There are many idiomatic expressions which openly declare a priority for leadership. “One cannot serve two masters” and “too many cooks spoil the broth” are just two such declarations of a need for clear and unified leadership? But is this true in the business world? The most successful companies have CEOs who are accountable to an oversight board, regulatory boards and a board of directors. Most law firms act as partnerships in which there are many member partners necessitating that almost all decisions be presented before a community, put up to vote and left to sink or swim on their own merits. Is it harder to get things done when you must seek the will and utilize the group decision-making metrics? Absolutely. But as you so astutely notice, a central authority figure in business can be problematic as well, especially in a family business where others might have a stake in gains or losses (Hartman, & DesJardins, 2008a; Hartman, & DesJardins, 2008b).
Moreover, I agree with your point that strategic decisions be left to leadership and that ideation and new direction be very controlled to minimize risks associated with failure. However, I’ve found that it is also risky to rely on one key player to make most of the major moves, especially if he or she does not have a “wing person” to pick up the slack in a time of need (Loehr, & Scwartz. 2008).
Additionally, a company centered on the executive moves and decisions of one person is in a very vulnerable position should that individual no longer be available. A management team that works together or a board of directors can share notes and decisions and bring a wealth of new opportunities and ideas to the company. In essence, a diversity of knowledge and skills is favorable and this diversity can be had with the help of a consulting firm if a solid strategic position is made a priority, often with the aid of a balanced scorecard management tool (Loehr, & Scwartz. 2008).

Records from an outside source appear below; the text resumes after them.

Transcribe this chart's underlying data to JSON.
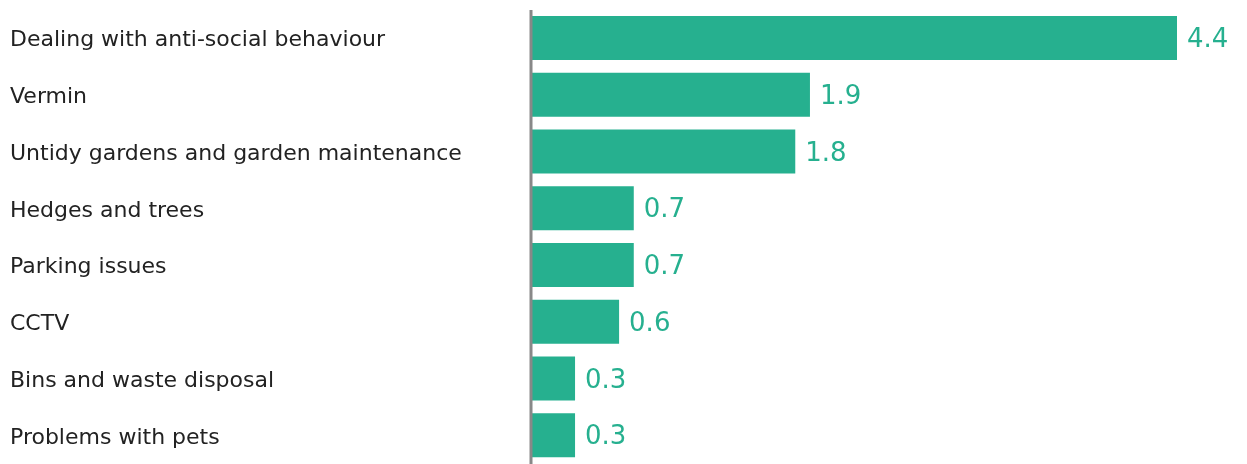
{
  "chart_data": {
    "type": "bar",
    "orientation": "horizontal",
    "categories": [
      "Dealing with anti-social behaviour",
      "Vermin",
      "Untidy gardens and garden maintenance",
      "Hedges and trees",
      "Parking issues",
      "CCTV",
      "Bins and waste disposal",
      "Problems with pets"
    ],
    "values": [
      4.4,
      1.9,
      1.8,
      0.7,
      0.7,
      0.6,
      0.3,
      0.3
    ],
    "color": "#26b08f",
    "data_labels": true,
    "tick_labels": "y"
  }
}
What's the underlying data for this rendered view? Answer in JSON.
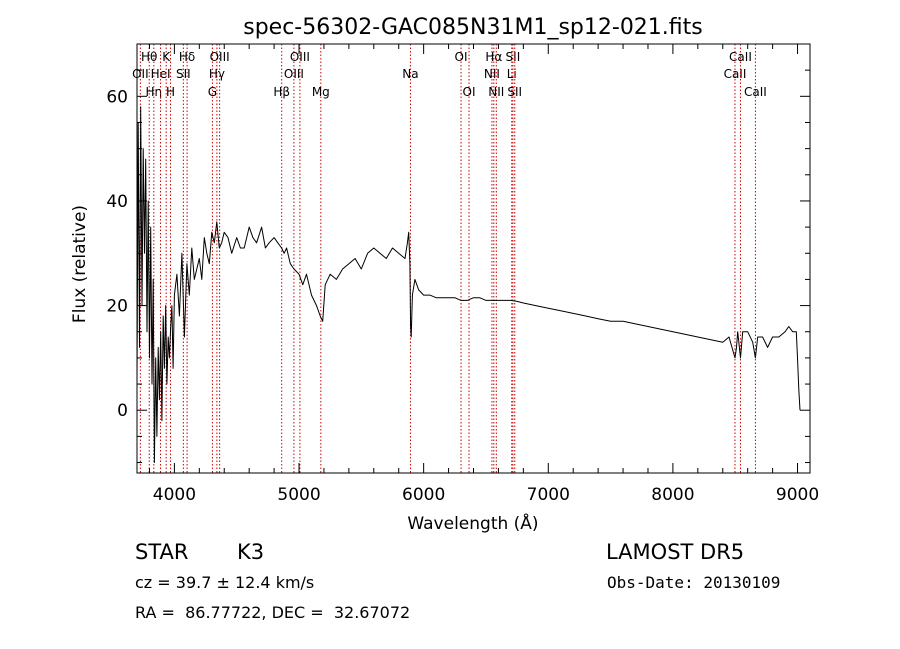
{
  "chart_data": {
    "type": "line",
    "title": "spec-56302-GAC085N31M1_sp12-021.fits",
    "xlabel": "Wavelength (Å)",
    "ylabel": "Flux (relative)",
    "xlim": [
      3700,
      9100
    ],
    "ylim": [
      -12,
      70
    ],
    "x_ticks": [
      4000,
      5000,
      6000,
      7000,
      8000,
      9000
    ],
    "y_ticks": [
      0,
      20,
      40,
      60
    ],
    "grid": false,
    "line_color": "#000000",
    "marker_color": "#cc0000",
    "series": [
      {
        "x": [
          3700,
          3710,
          3720,
          3730,
          3740,
          3750,
          3760,
          3770,
          3780,
          3790,
          3800,
          3810,
          3820,
          3830,
          3840,
          3850,
          3860,
          3870,
          3880,
          3890,
          3900,
          3910,
          3920,
          3930,
          3940,
          3950,
          3960,
          3970,
          3980,
          3990,
          4000,
          4020,
          4040,
          4060,
          4080,
          4100,
          4120,
          4140,
          4160,
          4180,
          4200,
          4220,
          4240,
          4260,
          4280,
          4300,
          4320,
          4340,
          4360,
          4380,
          4400,
          4430,
          4460,
          4500,
          4530,
          4560,
          4600,
          4630,
          4660,
          4700,
          4730,
          4760,
          4800,
          4830,
          4860,
          4880,
          4900,
          4930,
          4960,
          5000,
          5030,
          5060,
          5100,
          5140,
          5170,
          5190,
          5210,
          5250,
          5300,
          5350,
          5400,
          5450,
          5500,
          5550,
          5600,
          5650,
          5700,
          5750,
          5800,
          5850,
          5870,
          5880,
          5890,
          5895,
          5900,
          5910,
          5930,
          5960,
          6000,
          6050,
          6100,
          6150,
          6200,
          6250,
          6300,
          6350,
          6400,
          6450,
          6500,
          6550,
          6600,
          6650,
          6700,
          6750,
          6800,
          6900,
          7000,
          7100,
          7200,
          7300,
          7400,
          7500,
          7600,
          7700,
          7800,
          7900,
          8000,
          8100,
          8200,
          8300,
          8400,
          8450,
          8498,
          8510,
          8520,
          8542,
          8560,
          8600,
          8640,
          8662,
          8680,
          8720,
          8760,
          8800,
          8850,
          8900,
          8930,
          8960,
          8990,
          9000,
          9010,
          9020
        ],
        "y": [
          5,
          55,
          12,
          58,
          20,
          50,
          30,
          48,
          15,
          40,
          10,
          35,
          5,
          25,
          -10,
          10,
          -5,
          12,
          2,
          15,
          -2,
          18,
          8,
          20,
          5,
          14,
          10,
          16,
          20,
          8,
          22,
          26,
          18,
          30,
          14,
          28,
          22,
          31,
          25,
          27,
          29,
          25,
          33,
          30,
          28,
          34,
          32,
          36,
          31,
          32,
          34,
          33,
          30,
          33,
          31,
          31,
          35,
          33,
          32,
          35,
          31,
          32,
          33,
          32,
          31,
          30,
          31,
          28,
          27,
          26,
          24,
          26,
          22,
          20,
          18,
          17,
          24,
          26,
          25,
          27,
          28,
          29,
          27,
          30,
          31,
          30,
          29,
          31,
          30,
          29,
          32,
          34,
          28,
          16,
          14,
          22,
          25,
          23,
          22,
          22,
          21.5,
          21.5,
          21.5,
          21.5,
          21,
          21,
          21.5,
          21.5,
          21,
          21,
          21,
          21,
          21,
          20.8,
          20.5,
          20,
          19.5,
          19,
          18.5,
          18,
          17.5,
          17,
          17,
          16.5,
          16,
          15.5,
          15,
          14.5,
          14,
          13.5,
          13,
          14,
          10,
          12,
          15,
          10,
          15,
          15,
          13,
          10,
          14,
          14,
          12,
          14,
          14,
          15,
          16,
          15,
          15,
          10,
          4,
          0
        ]
      }
    ],
    "line_markers": [
      {
        "name": "OII",
        "wavelength": 3727,
        "row": 1
      },
      {
        "name": "Hθ",
        "wavelength": 3798,
        "row": 0
      },
      {
        "name": "Hη",
        "wavelength": 3835,
        "row": 2
      },
      {
        "name": "HeI",
        "wavelength": 3889,
        "row": 1
      },
      {
        "name": "K",
        "wavelength": 3934,
        "row": 0
      },
      {
        "name": "H",
        "wavelength": 3969,
        "row": 2
      },
      {
        "name": "SII",
        "wavelength": 4072,
        "row": 1
      },
      {
        "name": "Hδ",
        "wavelength": 4102,
        "row": 0
      },
      {
        "name": "G",
        "wavelength": 4305,
        "row": 2
      },
      {
        "name": "Hγ",
        "wavelength": 4341,
        "row": 1
      },
      {
        "name": "OIII",
        "wavelength": 4363,
        "row": 0
      },
      {
        "name": "Hβ",
        "wavelength": 4861,
        "row": 2
      },
      {
        "name": "OIII",
        "wavelength": 4959,
        "row": 1
      },
      {
        "name": "OIII",
        "wavelength": 5007,
        "row": 0
      },
      {
        "name": "Mg",
        "wavelength": 5175,
        "row": 2
      },
      {
        "name": "Na",
        "wavelength": 5894,
        "row": 1
      },
      {
        "name": "OI",
        "wavelength": 6300,
        "row": 0
      },
      {
        "name": "OI",
        "wavelength": 6364,
        "row": 2
      },
      {
        "name": "NII",
        "wavelength": 6548,
        "row": 1
      },
      {
        "name": "Hα",
        "wavelength": 6563,
        "row": 0
      },
      {
        "name": "NII",
        "wavelength": 6583,
        "row": 2
      },
      {
        "name": "Li",
        "wavelength": 6707,
        "row": 1
      },
      {
        "name": "SII",
        "wavelength": 6716,
        "row": 0
      },
      {
        "name": "SII",
        "wavelength": 6731,
        "row": 2
      },
      {
        "name": "CaII",
        "wavelength": 8498,
        "row": 1
      },
      {
        "name": "CaII",
        "wavelength": 8542,
        "row": 0
      },
      {
        "name": "CaII",
        "wavelength": 8662,
        "row": 2
      }
    ]
  },
  "info": {
    "class_label": "STAR",
    "subclass": "K3",
    "survey": "LAMOST DR5",
    "cz": "cz = 39.7 ± 12.4 km/s",
    "obs_date": "Obs-Date: 20130109",
    "radec": "RA =  86.77722, DEC =  32.67072"
  }
}
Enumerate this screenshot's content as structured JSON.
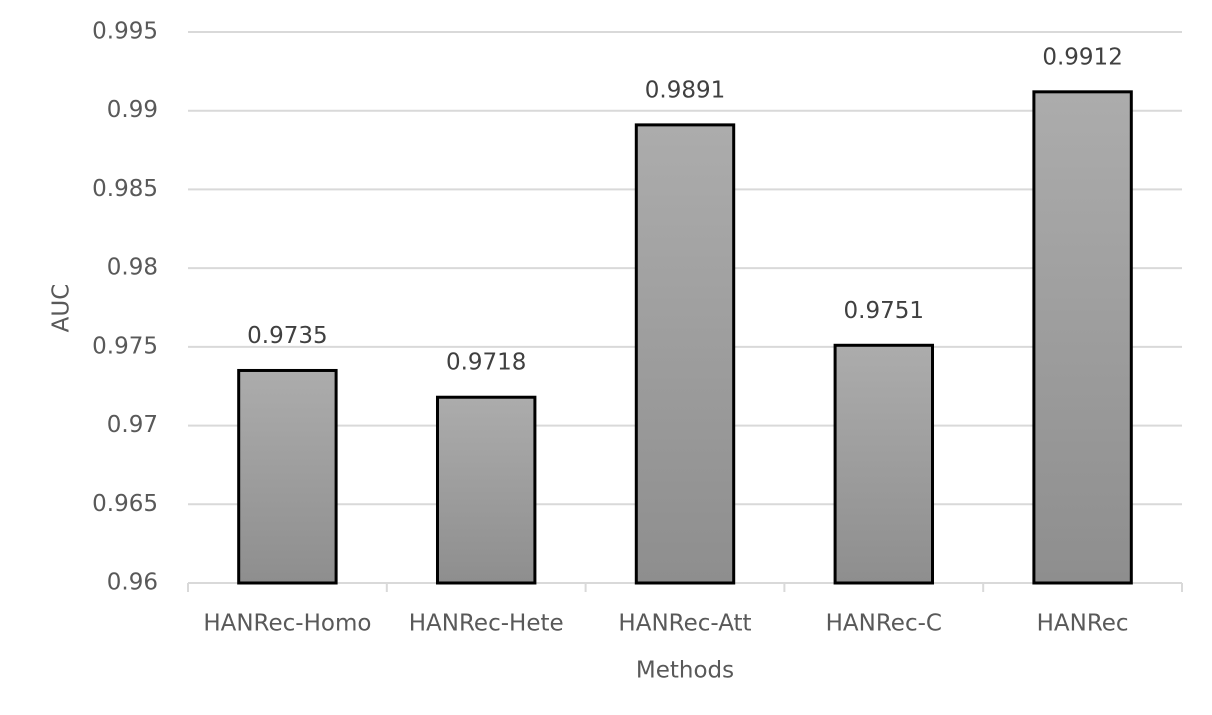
{
  "chart_data": {
    "type": "bar",
    "categories": [
      "HANRec-Homo",
      "HANRec-Hete",
      "HANRec-Att",
      "HANRec-C",
      "HANRec"
    ],
    "values": [
      0.9735,
      0.9718,
      0.9891,
      0.9751,
      0.9912
    ],
    "x_label": "Methods",
    "y_label": "AUC",
    "ylim": [
      0.96,
      0.995
    ],
    "yticks": [
      0.96,
      0.965,
      0.97,
      0.975,
      0.98,
      0.985,
      0.99,
      0.995
    ],
    "grid": true,
    "color": "#a0a0a0"
  }
}
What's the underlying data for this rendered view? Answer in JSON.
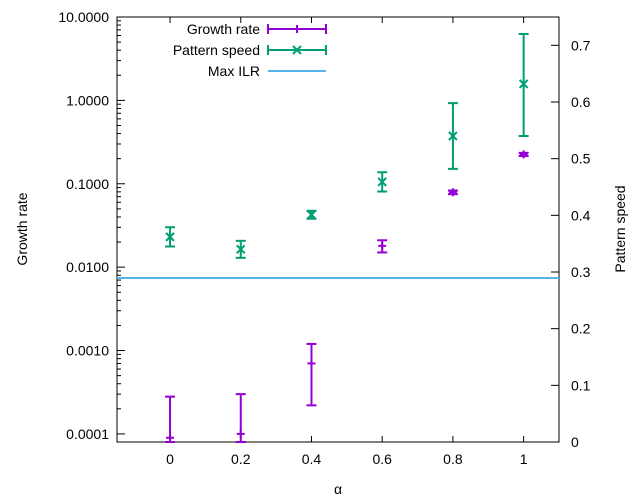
{
  "chart_data": {
    "type": "scatter",
    "x_ticks": [
      "0",
      "0.2",
      "0.4",
      "0.6",
      "0.8",
      "1"
    ],
    "xlim": [
      -0.15,
      1.1
    ],
    "xlabel": "α",
    "ylabel_left": "Growth rate",
    "ylabel_right": "Pattern speed",
    "ylim_left": [
      8e-05,
      10
    ],
    "ylim_right": [
      0,
      0.75
    ],
    "y_left_scale": "log",
    "y_left_ticks": [
      "0.0001",
      "0.0010",
      "0.0100",
      "0.1000",
      "1.0000",
      "10.0000"
    ],
    "y_right_ticks": [
      "0",
      "0.1",
      "0.2",
      "0.3",
      "0.4",
      "0.5",
      "0.6",
      "0.7"
    ],
    "legend_position": "top-left",
    "grid": false,
    "series": [
      {
        "name": "Growth rate",
        "axis": "left",
        "color": "#9400d3",
        "marker": "plus-errorbar",
        "points": [
          {
            "x": 0.0,
            "y": 9e-05,
            "ylow": 8e-05,
            "yhigh": 0.00028
          },
          {
            "x": 0.2,
            "y": 0.0001,
            "ylow": 8e-05,
            "yhigh": 0.0003
          },
          {
            "x": 0.4,
            "y": 0.0007,
            "ylow": 0.00022,
            "yhigh": 0.0012
          },
          {
            "x": 0.6,
            "y": 0.018,
            "ylow": 0.015,
            "yhigh": 0.021
          },
          {
            "x": 0.8,
            "y": 0.079,
            "ylow": 0.075,
            "yhigh": 0.083
          },
          {
            "x": 1.0,
            "y": 0.225,
            "ylow": 0.215,
            "yhigh": 0.235
          }
        ]
      },
      {
        "name": "Pattern speed",
        "axis": "right",
        "color": "#009e73",
        "marker": "x-errorbar",
        "points": [
          {
            "x": 0.0,
            "y": 0.362,
            "ylow": 0.345,
            "yhigh": 0.379
          },
          {
            "x": 0.2,
            "y": 0.34,
            "ylow": 0.325,
            "yhigh": 0.355
          },
          {
            "x": 0.4,
            "y": 0.401,
            "ylow": 0.394,
            "yhigh": 0.408
          },
          {
            "x": 0.6,
            "y": 0.459,
            "ylow": 0.442,
            "yhigh": 0.476
          },
          {
            "x": 0.8,
            "y": 0.54,
            "ylow": 0.482,
            "yhigh": 0.598
          },
          {
            "x": 1.0,
            "y": 0.632,
            "ylow": 0.54,
            "yhigh": 0.72
          }
        ]
      },
      {
        "name": "Max ILR",
        "axis": "left",
        "color": "#56b4e9",
        "marker": "hline",
        "y": 0.0074
      }
    ]
  }
}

Another priority is the retention of new and long term hires. A big part of a retention strategy requires the training and development of new and existing staff. Even though this is a family business, retention might be a problem, particularly if a young and up and coming family member felt that his or her interests where not being factored in and if he then went on to assume that he might do better back at school or, worse, in a competitor’s backyard.
The economy is tricky and markets are more volatile than they were 10 years ago. The changing requirements of businesses mandate major changes in operational strategy and workflow, even in successful family-owned businesses, particularly those in healthcare that are subject to the same scrutiny and review as many other more large companies.
References
Hartman, L. P., & DesJardins, J. (2008a). Ethical decision making: Personal and professional contexts. In Leadership: Ethics and leadership anthology (pp. 62-89). New York, NY: McGraw Hill Primis.
Hartman, L. P., & DesJardins, J. (2008b). Philosophical ethics and business. In Leadership: Ethics and leadership anthology (pp. 90-136). New York, NY: McGraw Hill Primis.
Loehr, J., & Scwartz, T. (2008). The making of a corporate athlete. In Leadership: Ethics and leadership anthology (pp. 190-201). New York, NY: McGraw Hill Primis.